Right now I am extremely perturbed (how's that for a diplomatic term). Anyone else had problems with the post office?
Right now I am extremely perturbed (how's that for a diplomatic term). Anyone else had problems with the post office?
Comments
Nice touch, Whatever, on paying with pennies and nickels.
No I don't, nor never have worked for the PO and the only person I ever knew who did was my brother while he was in college, and that was over 30 years ago
The current postmaster changed time cards on employees when she went over her "allotted" time for a mandatory meeting. It was supposed to be 15 minutes and she went to 45. When employees wrote in 45, she changed it to 15. Postal inspectors had to be called in on her for this.
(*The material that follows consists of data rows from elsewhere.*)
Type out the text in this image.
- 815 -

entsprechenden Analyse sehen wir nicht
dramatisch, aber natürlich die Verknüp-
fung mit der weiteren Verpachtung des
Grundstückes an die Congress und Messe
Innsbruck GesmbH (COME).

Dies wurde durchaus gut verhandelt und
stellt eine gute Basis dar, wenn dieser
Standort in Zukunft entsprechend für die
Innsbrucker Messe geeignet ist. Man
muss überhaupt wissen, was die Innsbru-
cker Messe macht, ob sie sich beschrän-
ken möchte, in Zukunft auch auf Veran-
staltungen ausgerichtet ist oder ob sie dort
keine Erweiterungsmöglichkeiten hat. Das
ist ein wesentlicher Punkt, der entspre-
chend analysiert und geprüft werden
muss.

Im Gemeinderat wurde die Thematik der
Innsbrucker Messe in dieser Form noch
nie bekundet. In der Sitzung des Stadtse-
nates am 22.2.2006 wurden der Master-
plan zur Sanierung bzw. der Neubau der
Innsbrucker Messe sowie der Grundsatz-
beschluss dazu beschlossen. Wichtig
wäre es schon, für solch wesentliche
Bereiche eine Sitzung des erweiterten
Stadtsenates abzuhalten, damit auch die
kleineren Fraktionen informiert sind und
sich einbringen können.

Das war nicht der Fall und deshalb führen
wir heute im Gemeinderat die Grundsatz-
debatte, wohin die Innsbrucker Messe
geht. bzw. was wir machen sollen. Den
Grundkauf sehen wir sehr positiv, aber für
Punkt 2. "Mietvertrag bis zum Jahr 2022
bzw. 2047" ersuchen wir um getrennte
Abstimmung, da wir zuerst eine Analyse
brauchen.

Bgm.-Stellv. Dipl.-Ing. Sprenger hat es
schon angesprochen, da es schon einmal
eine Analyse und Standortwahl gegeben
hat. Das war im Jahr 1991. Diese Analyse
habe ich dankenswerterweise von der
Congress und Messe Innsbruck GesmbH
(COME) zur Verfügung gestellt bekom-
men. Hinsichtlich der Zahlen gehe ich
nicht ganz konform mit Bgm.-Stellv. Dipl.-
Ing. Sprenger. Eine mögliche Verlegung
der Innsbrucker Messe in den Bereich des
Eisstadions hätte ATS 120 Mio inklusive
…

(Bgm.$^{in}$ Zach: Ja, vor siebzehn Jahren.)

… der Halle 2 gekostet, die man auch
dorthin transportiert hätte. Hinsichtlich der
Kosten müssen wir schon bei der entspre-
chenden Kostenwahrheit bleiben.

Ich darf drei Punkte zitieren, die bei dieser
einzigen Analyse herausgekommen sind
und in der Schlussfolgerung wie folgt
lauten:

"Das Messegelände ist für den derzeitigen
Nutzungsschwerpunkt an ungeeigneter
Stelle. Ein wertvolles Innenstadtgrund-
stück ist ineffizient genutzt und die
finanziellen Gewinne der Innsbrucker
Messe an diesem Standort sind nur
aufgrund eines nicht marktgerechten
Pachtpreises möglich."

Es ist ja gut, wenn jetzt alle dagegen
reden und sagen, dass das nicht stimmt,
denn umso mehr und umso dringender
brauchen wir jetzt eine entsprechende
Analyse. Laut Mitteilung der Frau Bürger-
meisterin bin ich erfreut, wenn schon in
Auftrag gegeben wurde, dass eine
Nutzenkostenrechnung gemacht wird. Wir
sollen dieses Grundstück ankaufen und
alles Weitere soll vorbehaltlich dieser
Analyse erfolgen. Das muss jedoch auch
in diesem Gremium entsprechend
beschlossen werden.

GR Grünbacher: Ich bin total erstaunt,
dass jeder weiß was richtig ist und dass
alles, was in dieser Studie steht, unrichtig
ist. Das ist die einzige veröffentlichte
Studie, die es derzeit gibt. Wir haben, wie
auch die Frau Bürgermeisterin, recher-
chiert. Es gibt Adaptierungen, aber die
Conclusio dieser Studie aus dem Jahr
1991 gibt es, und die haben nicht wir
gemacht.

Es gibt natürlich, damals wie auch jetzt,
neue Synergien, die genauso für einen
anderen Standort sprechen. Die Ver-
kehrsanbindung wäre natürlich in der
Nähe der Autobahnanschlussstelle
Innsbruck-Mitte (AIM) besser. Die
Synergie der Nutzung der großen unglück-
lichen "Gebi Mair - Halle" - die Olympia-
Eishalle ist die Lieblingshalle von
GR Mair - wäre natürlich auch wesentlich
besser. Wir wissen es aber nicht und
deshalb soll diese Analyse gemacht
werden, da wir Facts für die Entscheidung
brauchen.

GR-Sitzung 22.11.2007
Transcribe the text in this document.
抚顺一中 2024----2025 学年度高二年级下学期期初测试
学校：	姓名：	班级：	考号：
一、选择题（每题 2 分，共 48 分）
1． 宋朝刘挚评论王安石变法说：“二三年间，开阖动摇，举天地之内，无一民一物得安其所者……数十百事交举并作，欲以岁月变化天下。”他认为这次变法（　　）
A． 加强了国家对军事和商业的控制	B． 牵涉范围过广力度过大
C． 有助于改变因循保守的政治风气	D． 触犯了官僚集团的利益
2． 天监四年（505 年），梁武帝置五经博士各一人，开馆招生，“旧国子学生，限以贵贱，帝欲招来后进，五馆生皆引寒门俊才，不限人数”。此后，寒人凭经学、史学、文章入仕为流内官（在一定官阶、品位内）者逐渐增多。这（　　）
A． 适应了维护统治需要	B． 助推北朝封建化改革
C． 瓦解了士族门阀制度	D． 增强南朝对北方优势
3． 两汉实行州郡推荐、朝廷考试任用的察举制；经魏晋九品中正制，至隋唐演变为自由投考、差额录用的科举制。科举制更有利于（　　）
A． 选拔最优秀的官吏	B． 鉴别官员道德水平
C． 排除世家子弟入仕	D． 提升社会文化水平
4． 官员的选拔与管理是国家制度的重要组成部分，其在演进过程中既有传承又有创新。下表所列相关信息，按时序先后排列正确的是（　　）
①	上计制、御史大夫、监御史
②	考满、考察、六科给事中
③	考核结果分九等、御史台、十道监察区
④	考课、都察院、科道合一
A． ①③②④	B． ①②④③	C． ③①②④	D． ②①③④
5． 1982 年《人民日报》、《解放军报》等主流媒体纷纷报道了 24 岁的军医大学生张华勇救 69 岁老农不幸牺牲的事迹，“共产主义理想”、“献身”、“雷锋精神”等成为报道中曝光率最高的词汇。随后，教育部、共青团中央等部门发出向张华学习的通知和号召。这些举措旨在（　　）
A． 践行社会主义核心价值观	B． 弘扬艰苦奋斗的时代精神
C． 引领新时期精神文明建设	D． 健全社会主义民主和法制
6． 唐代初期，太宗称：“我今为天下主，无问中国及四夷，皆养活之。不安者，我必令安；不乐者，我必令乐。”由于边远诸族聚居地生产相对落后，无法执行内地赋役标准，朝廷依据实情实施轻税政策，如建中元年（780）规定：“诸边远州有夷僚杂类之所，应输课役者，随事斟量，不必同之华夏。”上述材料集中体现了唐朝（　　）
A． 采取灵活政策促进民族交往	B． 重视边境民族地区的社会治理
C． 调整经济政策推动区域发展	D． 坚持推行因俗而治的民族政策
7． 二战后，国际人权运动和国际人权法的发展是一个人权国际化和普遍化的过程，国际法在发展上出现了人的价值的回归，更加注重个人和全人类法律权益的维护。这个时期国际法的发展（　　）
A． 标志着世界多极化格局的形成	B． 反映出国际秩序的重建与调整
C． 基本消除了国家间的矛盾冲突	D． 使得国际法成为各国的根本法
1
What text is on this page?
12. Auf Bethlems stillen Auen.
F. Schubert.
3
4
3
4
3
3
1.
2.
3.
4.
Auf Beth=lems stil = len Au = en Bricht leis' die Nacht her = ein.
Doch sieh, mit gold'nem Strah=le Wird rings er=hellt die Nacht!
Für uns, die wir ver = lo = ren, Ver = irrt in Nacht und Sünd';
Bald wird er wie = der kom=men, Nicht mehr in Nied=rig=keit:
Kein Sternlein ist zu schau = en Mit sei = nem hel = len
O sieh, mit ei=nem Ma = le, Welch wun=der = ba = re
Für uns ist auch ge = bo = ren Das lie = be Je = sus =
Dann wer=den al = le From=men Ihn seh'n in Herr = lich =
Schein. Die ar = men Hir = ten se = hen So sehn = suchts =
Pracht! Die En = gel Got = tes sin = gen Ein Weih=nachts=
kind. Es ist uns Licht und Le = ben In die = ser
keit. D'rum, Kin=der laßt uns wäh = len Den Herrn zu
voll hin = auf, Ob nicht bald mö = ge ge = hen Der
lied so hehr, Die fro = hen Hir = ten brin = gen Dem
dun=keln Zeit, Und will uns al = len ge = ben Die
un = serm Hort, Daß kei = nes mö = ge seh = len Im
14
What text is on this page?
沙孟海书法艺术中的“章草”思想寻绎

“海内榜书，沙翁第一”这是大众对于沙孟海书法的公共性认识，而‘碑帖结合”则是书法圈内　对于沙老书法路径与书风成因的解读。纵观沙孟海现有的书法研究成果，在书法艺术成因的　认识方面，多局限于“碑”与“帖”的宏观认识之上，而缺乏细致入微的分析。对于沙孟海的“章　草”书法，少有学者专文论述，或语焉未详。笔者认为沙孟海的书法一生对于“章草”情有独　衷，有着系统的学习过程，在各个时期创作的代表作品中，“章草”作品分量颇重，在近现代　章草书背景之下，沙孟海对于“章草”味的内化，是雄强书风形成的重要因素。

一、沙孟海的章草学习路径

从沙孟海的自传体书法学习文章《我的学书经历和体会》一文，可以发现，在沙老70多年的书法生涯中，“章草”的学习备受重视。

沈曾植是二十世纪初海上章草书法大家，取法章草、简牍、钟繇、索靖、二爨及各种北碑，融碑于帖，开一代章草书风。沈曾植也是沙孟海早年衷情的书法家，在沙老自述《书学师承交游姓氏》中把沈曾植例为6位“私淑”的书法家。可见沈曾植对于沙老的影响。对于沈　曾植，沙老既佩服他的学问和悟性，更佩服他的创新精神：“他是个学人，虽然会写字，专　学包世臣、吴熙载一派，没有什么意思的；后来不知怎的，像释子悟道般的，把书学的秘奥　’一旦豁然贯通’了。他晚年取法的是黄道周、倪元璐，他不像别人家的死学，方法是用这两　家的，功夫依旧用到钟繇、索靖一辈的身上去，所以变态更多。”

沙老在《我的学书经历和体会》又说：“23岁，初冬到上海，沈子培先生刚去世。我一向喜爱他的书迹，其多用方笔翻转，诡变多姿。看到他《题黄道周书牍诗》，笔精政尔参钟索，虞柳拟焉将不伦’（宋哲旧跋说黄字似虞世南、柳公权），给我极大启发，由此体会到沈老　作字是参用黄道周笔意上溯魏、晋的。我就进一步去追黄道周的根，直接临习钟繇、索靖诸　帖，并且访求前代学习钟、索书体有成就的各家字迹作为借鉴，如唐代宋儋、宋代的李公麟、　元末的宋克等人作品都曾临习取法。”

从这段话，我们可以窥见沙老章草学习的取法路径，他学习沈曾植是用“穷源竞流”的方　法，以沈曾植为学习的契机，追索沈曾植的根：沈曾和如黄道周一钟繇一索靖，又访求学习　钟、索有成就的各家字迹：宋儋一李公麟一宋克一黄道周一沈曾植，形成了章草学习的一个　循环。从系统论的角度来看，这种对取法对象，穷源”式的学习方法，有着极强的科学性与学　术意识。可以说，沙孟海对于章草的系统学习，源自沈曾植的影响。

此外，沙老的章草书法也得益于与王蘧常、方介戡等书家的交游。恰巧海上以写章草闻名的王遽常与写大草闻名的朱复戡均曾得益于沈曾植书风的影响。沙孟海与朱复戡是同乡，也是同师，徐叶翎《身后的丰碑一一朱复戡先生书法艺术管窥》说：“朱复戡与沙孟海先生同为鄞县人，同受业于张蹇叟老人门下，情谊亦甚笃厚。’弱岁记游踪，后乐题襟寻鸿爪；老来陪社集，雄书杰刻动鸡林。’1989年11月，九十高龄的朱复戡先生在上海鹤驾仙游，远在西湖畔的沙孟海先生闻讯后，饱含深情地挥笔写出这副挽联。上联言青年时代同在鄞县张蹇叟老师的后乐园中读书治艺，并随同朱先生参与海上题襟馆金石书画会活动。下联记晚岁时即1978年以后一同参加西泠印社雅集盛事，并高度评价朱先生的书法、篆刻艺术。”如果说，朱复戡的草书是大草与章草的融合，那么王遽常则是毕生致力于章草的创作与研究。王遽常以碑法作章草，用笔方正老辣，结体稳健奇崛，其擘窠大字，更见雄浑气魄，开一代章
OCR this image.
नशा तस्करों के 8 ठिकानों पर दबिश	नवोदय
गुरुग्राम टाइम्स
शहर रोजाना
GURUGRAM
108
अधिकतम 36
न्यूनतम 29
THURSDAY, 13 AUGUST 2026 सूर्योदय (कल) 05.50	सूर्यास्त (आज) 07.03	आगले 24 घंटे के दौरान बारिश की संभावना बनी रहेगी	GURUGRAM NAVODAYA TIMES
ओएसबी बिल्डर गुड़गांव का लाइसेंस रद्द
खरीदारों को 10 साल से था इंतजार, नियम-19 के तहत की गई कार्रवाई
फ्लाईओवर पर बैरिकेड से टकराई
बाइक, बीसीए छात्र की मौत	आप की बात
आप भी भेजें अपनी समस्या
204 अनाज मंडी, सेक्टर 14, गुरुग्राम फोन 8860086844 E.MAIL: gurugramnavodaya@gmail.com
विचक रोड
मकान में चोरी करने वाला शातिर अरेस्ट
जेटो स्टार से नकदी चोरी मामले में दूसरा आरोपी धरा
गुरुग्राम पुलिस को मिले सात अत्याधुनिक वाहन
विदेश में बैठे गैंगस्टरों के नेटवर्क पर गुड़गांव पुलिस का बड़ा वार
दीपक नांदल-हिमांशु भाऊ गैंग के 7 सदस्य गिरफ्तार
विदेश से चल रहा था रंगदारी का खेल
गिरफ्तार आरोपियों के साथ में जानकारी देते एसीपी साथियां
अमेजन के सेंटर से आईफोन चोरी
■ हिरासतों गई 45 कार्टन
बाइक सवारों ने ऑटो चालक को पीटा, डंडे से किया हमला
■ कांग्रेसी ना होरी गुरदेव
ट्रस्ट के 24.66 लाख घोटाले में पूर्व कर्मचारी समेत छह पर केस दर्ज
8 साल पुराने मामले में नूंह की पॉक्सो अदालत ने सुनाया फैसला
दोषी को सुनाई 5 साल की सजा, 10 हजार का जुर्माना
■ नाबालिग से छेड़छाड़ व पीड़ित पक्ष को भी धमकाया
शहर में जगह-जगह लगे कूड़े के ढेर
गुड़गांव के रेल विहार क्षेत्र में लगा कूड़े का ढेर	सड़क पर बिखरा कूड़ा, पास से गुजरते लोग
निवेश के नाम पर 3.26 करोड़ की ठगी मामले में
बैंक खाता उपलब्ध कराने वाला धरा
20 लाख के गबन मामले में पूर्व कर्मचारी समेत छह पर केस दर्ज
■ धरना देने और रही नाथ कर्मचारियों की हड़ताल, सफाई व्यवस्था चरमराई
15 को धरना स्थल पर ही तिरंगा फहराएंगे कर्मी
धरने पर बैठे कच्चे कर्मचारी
On my brother's route, he has encountered a nude man walking around his front yard. When he saw my brother drive up, he put an ice cooler in front of his "exposed" parts and walked up to the mail car where my brother proceeded to put the mail on top of the cooler. Another day he saw a group of pigs running thru a house where the front and back doors were wide open. This is just a couple of stories. There are hundreds more.
No complaints from me if I can stay out of the main post office building.
Anne in Ohio
Anne in Ohio
I frequent three post offices that are on my way to various parts of towns and the clerks have been unfailingly polite and efficient. During the Christmas rush, a full-time clerk was devoted to helping people learn to use the automated device for posting one's own packages in lieu of standing in line.
Meanwhile, my mail carrier encouraged me to install my mailbox on my front porch after a vandal knocked down the one on a post at the curb, even though the curbside boxes were supposedly required for my neighborhood and my front porch box requires my carrier to park and get out of his truck.
Then I'll have to work on her acting like I've asked for her firstborn child when I send a COBRA notice that has to go certified.
Our normal postal worker here in small town Nebraska is also our postmaster. He's a sweet, fuzzy-haired gentleman that was actually excited when I moved here before getting married because my wedding invitations and thank yous increased their mail levels. He will order any type of stamp I want, just to keep business up.
However, in Colorado Springs, I would just about need prozac to do a bulk mail. There were different rules every time I went, and I had a 50% chance of leaving in tears. I also feared getting poked with a four inch fingernail.